Original geschrieben von eleonor

Zitat:

Original geschrieben von tecis

 

Danke Dir fuer den Bericht.

Die wirklichen Jag Probleme haben sich meines Erachtens mit Einfuehrung des XJ 40 der Serie II geloest, um dann wieder beim X 308 der ersten Serie (Nikasil-Beschichtung V8) vereinzelt aufzutauchen.

Deine Worte bestaetigen damit auch indirekt meine Ansicht zum Thema V 12 (egal welches Fabrikat), Vorbesitzer, regelmaessige Wartungsinvestition und (scheinbar guenstiger) Gebrauchtwagenpreis.

Ich glaube, dass man generell einen (nachweisbar) wirklich gut gepflegten 12 Zylinder (unabhaengig vom Baujahr, die werden kurz ueber lang eh nach Zustand verkauft) aus passendem Vorbesitz selten unter 10,000 Euro bekommt, E32 und E38 BMW moegen da eine Ausnahme sein.

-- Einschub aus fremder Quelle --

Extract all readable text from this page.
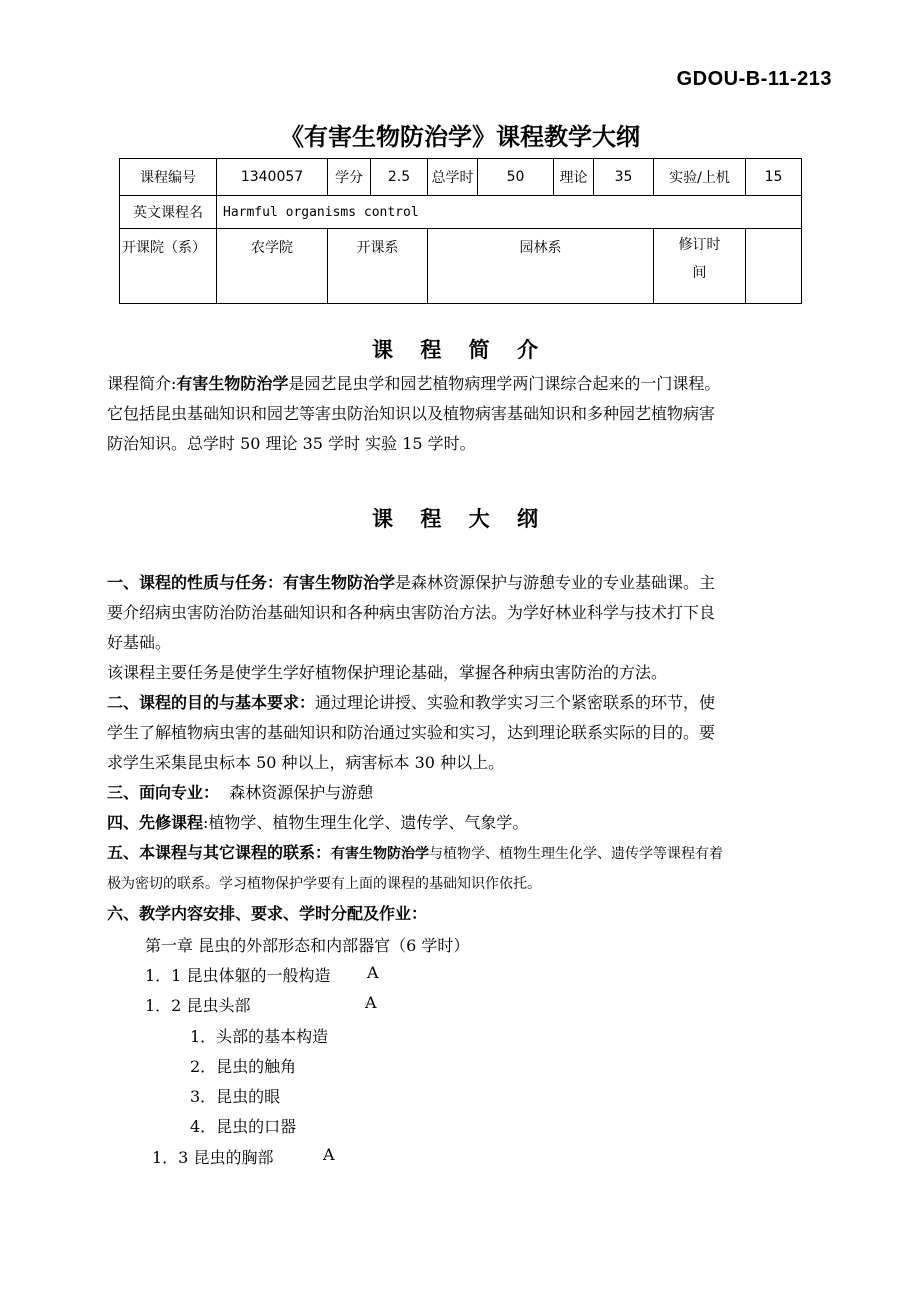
GDOU-B-11-213
《有害生物防治学》课程教学大纲
课程编号	1340057	学分	2.5	总学时	50	理论	35	实验/上机	15
英文课程名	Harmful organisms control								
开课院（系）	农学院	开课系		园林系				修订时
间	
课 程 简 介
课程简介:有害生物防治学是园艺昆虫学和园艺植物病理学两门课综合起来的一门课程。
它包括昆虫基础知识和园艺等害虫防治知识以及植物病害基础知识和多种园艺植物病害
防治知识。总学时 50 理论 35 学时 实验 15 学时。
课 程 大 纲
一、课程的性质与任务：有害生物防治学是森林资源保护与游憩专业的专业基础课。主
要介绍病虫害防治防治基础知识和各种病虫害防治方法。为学好林业科学与技术打下良
好基础。
该课程主要任务是使学生学好植物保护理论基础，掌握各种病虫害防治的方法。
二、课程的目的与基本要求：通过理论讲授、实验和教学实习三个紧密联系的环节，使
学生了解植物病虫害的基础知识和防治通过实验和实习，达到理论联系实际的目的。要
求学生采集昆虫标本 50 种以上，病害标本 30 种以上。
三、面向专业： 森林资源保护与游憩
四、先修课程:植物学、植物生理生化学、遗传学、气象学。
五、本课程与其它课程的联系：有害生物防治学与植物学、植物生理生化学、遗传学等课程有着
极为密切的联系。学习植物保护学要有上面的课程的基础知识作依托。
六、教学内容安排、要求、学时分配及作业：
第一章 昆虫的外部形态和内部器官（6 学时）
1．1 昆虫体躯的一般构造 A
1．2 昆虫头部	A
1．头部的基本构造
2．昆虫的触角
3．昆虫的眼
4．昆虫的口器
1．3 昆虫的胸部	A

Von Jag Kronberg im Taunus (bist du von dort ?) habe ich auch schon mehrfach positive Berichte gehoert.

nun ja- der X308.....da bin ich auch noch auf der suche....wird wohl die ewige suche bleiben. Wenn mir ein top gepflegter XJR 100 über den weg läuft ist er weg vom markt....leider war die letzten 3-4 jahre nichts brauchbares dabei. Aber kommt zeit, kommt rat....und mit etwas glück der XJR 100 ;)

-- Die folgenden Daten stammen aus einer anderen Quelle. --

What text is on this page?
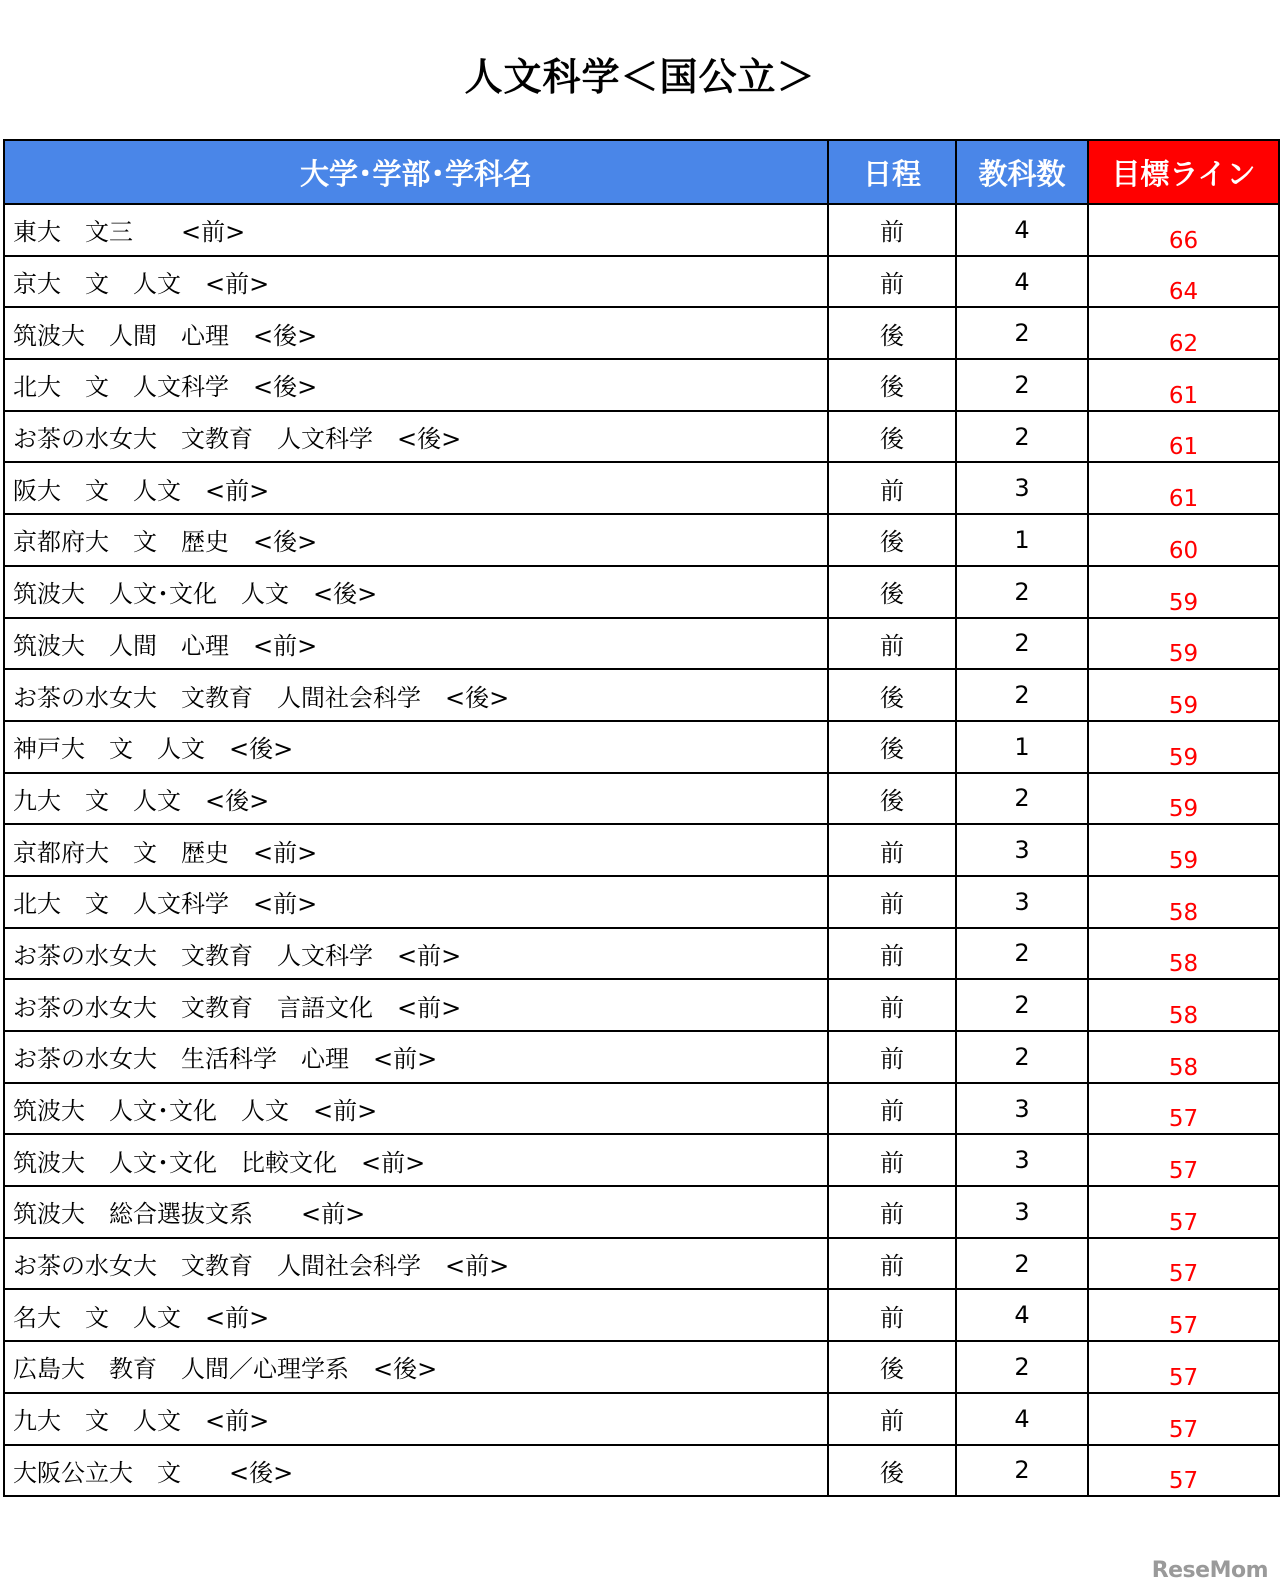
人文科学＜国公立＞
大学･学部･学科名	日程	教科数	目標ライン
東大　文三　　<前>	前	4	66
京大　文　人文　<前>	前	4	64
筑波大　人間　心理　<後>	後	2	62
北大　文　人文科学　<後>	後	2	61
お茶の水女大　文教育　人文科学　<後>	後	2	61
阪大　文　人文　<前>	前	3	61
京都府大　文　歴史　<後>	後	1	60
筑波大　人文･文化　人文　<後>	後	2	59
筑波大　人間　心理　<前>	前	2	59
お茶の水女大　文教育　人間社会科学　<後>	後	2	59
神戸大　文　人文　<後>	後	1	59
九大　文　人文　<後>	後	2	59
京都府大　文　歴史　<前>	前	3	59
北大　文　人文科学　<前>	前	3	58
お茶の水女大　文教育　人文科学　<前>	前	2	58
お茶の水女大　文教育　言語文化　<前>	前	2	58
お茶の水女大　生活科学　心理　<前>	前	2	58
筑波大　人文･文化　人文　<前>	前	3	57
筑波大　人文･文化　比較文化　<前>	前	3	57
筑波大　総合選抜文系　　<前>	前	3	57
お茶の水女大　文教育　人間社会科学　<前>	前	2	57
名大　文　人文　<前>	前	4	57
広島大　教育　人間／心理学系　<後>	後	2	57
九大　文　人文　<前>	前	4	57
大阪公立大　文　　<後>	後	2	57
ReseMom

Ich habe bei Jag Kronberg meinen XJS in der Wartung. Die habe ich von bekannten und (Un-)Bekannten aus dem Jag-Club empfohlen bekommen. Die haben eine eigene Abteilung für Jags älteren Baujahrs- und das ist wichtig. Wenn eine Jag-Vertragswerkstatt keinen Meister hat, der schon lange der Marke treu ist und selsbt an den Fahrzeugen damals geschraubt hat (und somit weiss wie sie funktionieren) dann kanns schonmal schwierig werden (so zumindest erfahrungsberichte aus dem jag- club). Viele Jag-Vertragswerkstätten versuchen dich auch abzuwimmeln wenn sie wissen, das sie keinen fachmann für solch ein fahrzeug parat haben. Die Reperaturhandbücher haben sie alle- nur was nutzt das gegen die erfahrung eines Meisters, der die fahrzeuge tatsächlich schon öfter repariert hat;). Ich pers. habe weder mit meinem XJS, noch mit dem DD6 Probleme. Nach heutiger Sicht waren meine Bedenken hinsichtlich des V12 von Jag unbegründet und ich würde meinen XJS heute auch als 6.0L kaufen. Beachtlich ist jedoch der verbrauchsunterschied (was zwar bei den fahrzeugen sicher nicht ausschlaggebend- jedoch doch wahrnehmbar ist)....der R6 braucht nur gut die hälfte an Kraftstoff:D .....aber er hat ja auch nur die hälfte an Zylindern.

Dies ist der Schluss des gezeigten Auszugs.